LONGMEADOW, MA (WGGB/WSHM) -- A new project will be underway towards installing new, visible signs for the train crossing at Birnie Road and Tina Lane in Longmeadow.
The funding comes nearly two years after a Longmeadow DPW worker was hit by a train and killed while plowing the intersection.
With rail service starting to increase through western Massachusetts, politicians at a press conference Friday morning said the process of securing the funding made them take a closer look at improving the safety of this intersection behind me
"Unfortunately this is not the first death or the first accident at this crossing," said Senator Eric Lesser.
Senator Lesser said the Amtrak intersection Bernie Road and Tina Lane has been a saftey concern for decades before DPW worker Warren Cowles was killed in 2017.
Even with five deaths at that location, Lesser said solutions were tabled again and again.
"There have been nearly 40 years of effort to get the signalization in this crossing improved," said Lesser.
"You have a lot of different jurisdictions all intersecting at the site. The actual rail maintained and owned by Amtrak. You have a local road that intersects on both state and federal properties," Lesser explained.
Construction on new signage will begin in 2019, leaving the Longmeadow DPW with one more winter to watch for trains.
"Right now it's secured already with jersey barriers and all the gates we routinely patrol this area.It is frequently monitored by civilians but also by police officers patrolling this area," said Longmeadow Police Chief John Stankiewicz.
With a reminder of how fast these trains move interrupting the press conference, it's another sign that this new funding came two years too late for Cowles.
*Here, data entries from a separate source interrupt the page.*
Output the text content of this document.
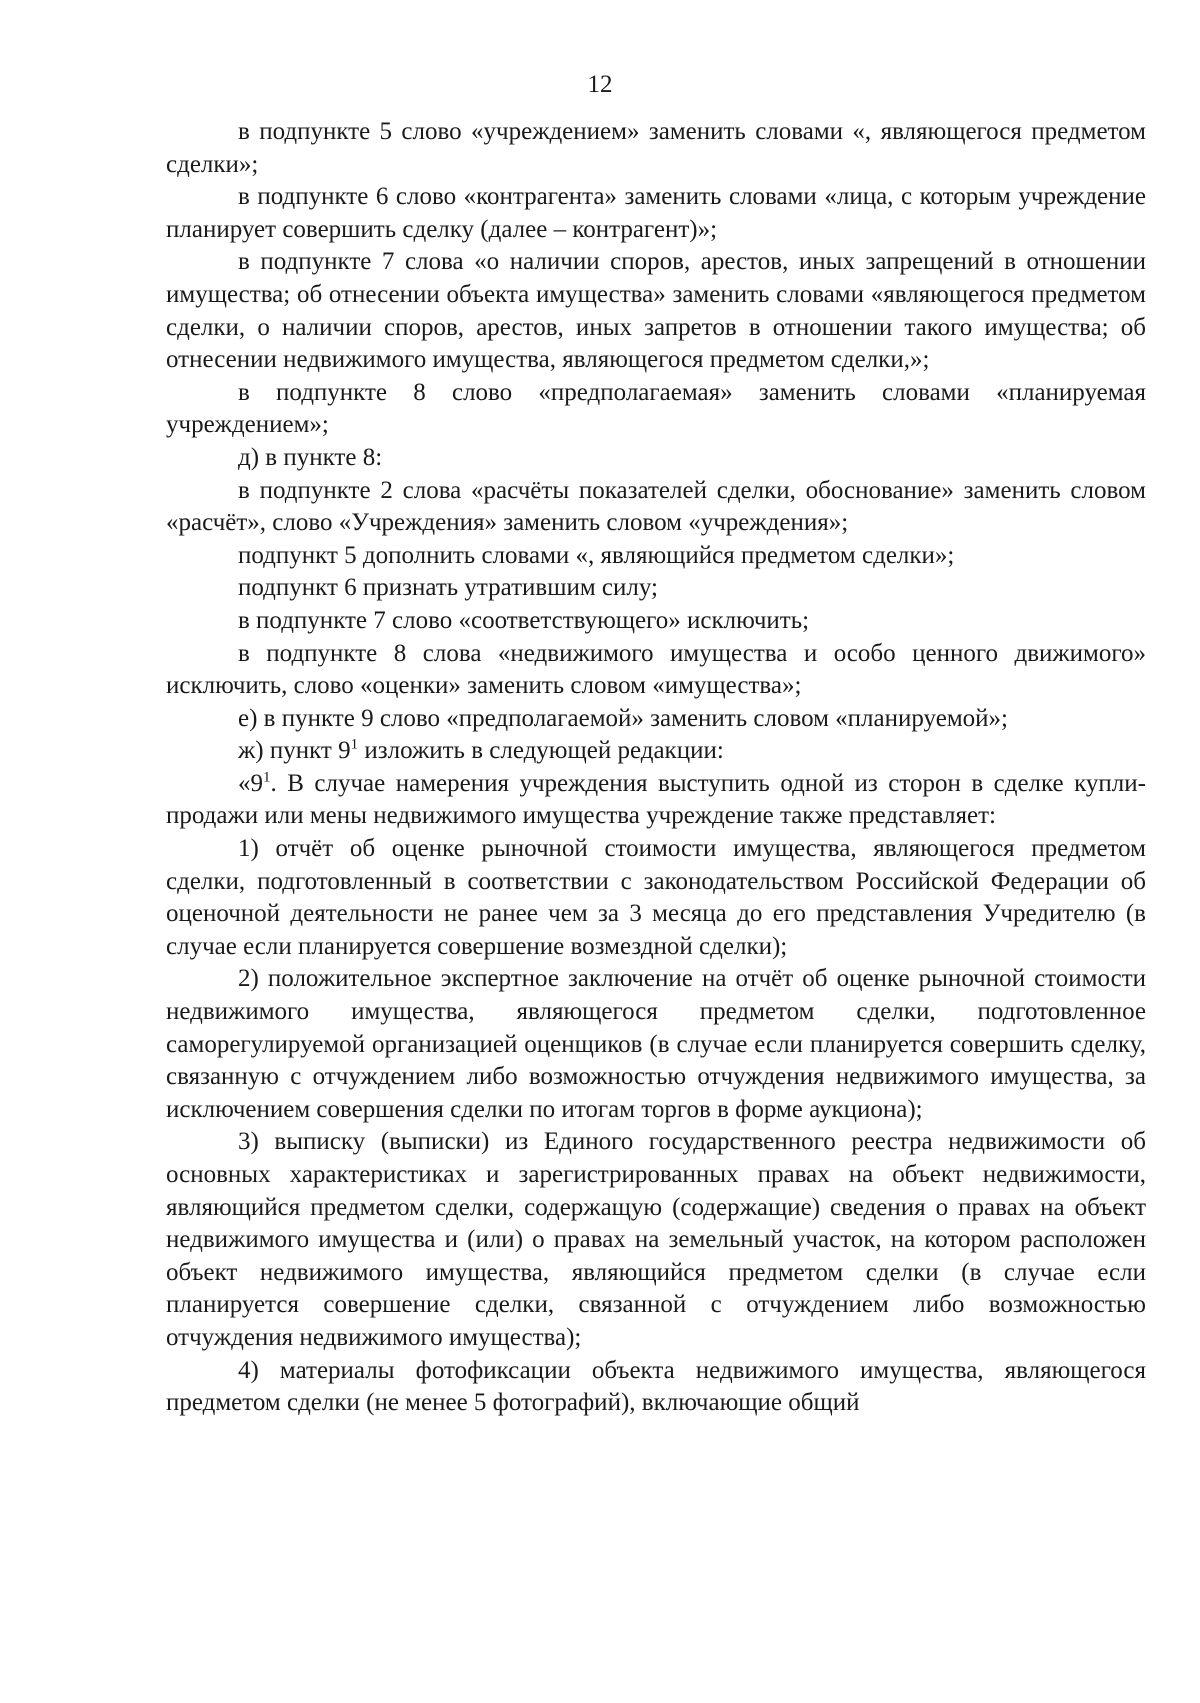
12

в подпункте 5 слово «учреждением» заменить словами «, являющегося предметом сделки»;

в подпункте 6 слово «контрагента» заменить словами «лица, с которым учреждение планирует совершить сделку (далее – контрагент)»;

в подпункте 7 слова «о наличии споров, арестов, иных запрещений в отношении имущества; об отнесении объекта имущества» заменить словами «являющегося предметом сделки, о наличии споров, арестов, иных запретов в отношении такого имущества; об отнесении недвижимого имущества, являющегося предметом сделки,»;

в подпункте 8 слово «предполагаемая» заменить словами «планируемая учреждением»;

д) в пункте 8:

в подпункте 2 слова «расчёты показателей сделки, обоснование» заменить словом «расчёт», слово «Учреждения» заменить словом «учреждения»;

подпункт 5 дополнить словами «, являющийся предметом сделки»;

подпункт 6 признать утратившим силу;

в подпункте 7 слово «соответствующего» исключить;

в подпункте 8 слова «недвижимого имущества и особо ценного движимого» исключить, слово «оценки» заменить словом «имущества»;

е) в пункте 9 слово «предполагаемой» заменить словом «планируемой»;

ж) пункт $9^1$ изложить в следующей редакции:

«$9^1$. В случае намерения учреждения выступить одной из сторон в сделке купли-продажи или мены недвижимого имущества учреждение также представляет:

1) отчёт об оценке рыночной стоимости имущества, являющегося предметом сделки, подготовленный в соответствии с законодательством Российской Федерации об оценочной деятельности не ранее чем за 3 месяца до его представления Учредителю (в случае если планируется совершение возмездной сделки);

2) положительное экспертное заключение на отчёт об оценке рыночной стоимости недвижимого имущества, являющегося предметом сделки, подготовленное саморегулируемой организацией оценщиков (в случае если планируется совершить сделку, связанную с отчуждением либо возможностью отчуждения недвижимого имущества, за исключением совершения сделки по итогам торгов в форме аукциона);

3) выписку (выписки) из Единого государственного реестра недвижимости об основных характеристиках и зарегистрированных правах на объект недвижимости, являющийся предметом сделки, содержащую (содержащие) сведения о правах на объект недвижимого имущества и (или) о правах на земельный участок, на котором расположен объект недвижимого имущества, являющийся предметом сделки (в случае если планируется совершение сделки, связанной с отчуждением либо возможностью отчуждения недвижимого имущества);

4) материалы фотофиксации объекта недвижимого имущества, являющегося предметом сделки (не менее 5 фотографий), включающие общий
Still, Cowles family told Western Mass News they now have closure.
"The sacrifice that my dad made his kind of paved the path for the future father DPW workers who drive on this area," said Alex Cowles.
"We've heard of every accident that's happened here. We've seen the outcome that nothing's happened and now her son had to go be killed. I'm going to go see her and bring her this news," said Cindy Cowles, sister of Warren Cowles.
The MassDot announced they committed $700,000 to the project which will cover 90 percent of the project and Amtrak will cover the rest.